Methods One thousand five hundred and forty-six acute stroke patients (774 on active treatment) from 166 centres were included in three randomized, double-blind, placebo-controlled phase III efficacy and safety studies. A total dose of 68 mg kg−1 clomethiazole edisilate was given as a three-phase i.v.-infusion over 24 h. Three blood samples were drawn from all patients to characterize the pharmacokinetics. Sedation was monitored throughout the entire treatment period and the degree of sedation was measured on a discrete ordinal scale with six levels. Models were fitted to the data using the software NONMEM.
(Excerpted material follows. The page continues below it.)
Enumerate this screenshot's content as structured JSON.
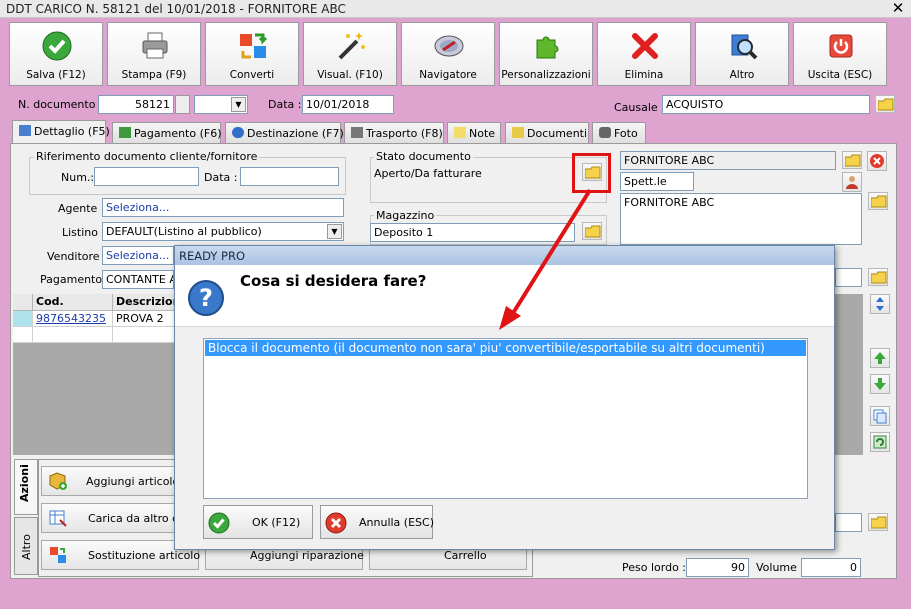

Results Clomethiazole was characterized by a two-compartment pharmacokinetic model with interindividual variability in all structural parameters. For a patient weighing 75 kg, the average CL, V1, Q, and V2 was estimated to be 52.7 l h−1, 82.5 l, 167 l h−1 and 335 l, respectively. The interindividual variability in CL, V1, Q and V2 was estimated to be 48%, 53%, 42% and 54%, respectively. Increasing body weight and concomitant administration of liver enzyme inducing drugs were found to increase clearance (by 0.5 l h−1 kg−1 and 40%, respectively). Increasing weight also increased the volume of distribution (1.1 l kg−1 for V1 and 4.7 l kg−1 for V2). A six-category proportional odds model with a component including the natural course of sedation following placebo administration, a drug component (present or absent) and an interindividual variability component described the degree of sedation. Stroke severity as measured on the NIH-stroke scale on admission and drug treatment were the most important predictors of sedation, but a nonlinear increase in sedation with increasing age was also found. Increasing body weight increased the sedative drug effect.
Conclusions The pharmacokinetics of clomethiazole were characterized in acute stroke patients and the analysis excluded several possible covariates of interest in drug development. The time course of sedation could be quantitatively described during the first 24 h following an acute stroke in the presence or absence of clomethiazole treatment.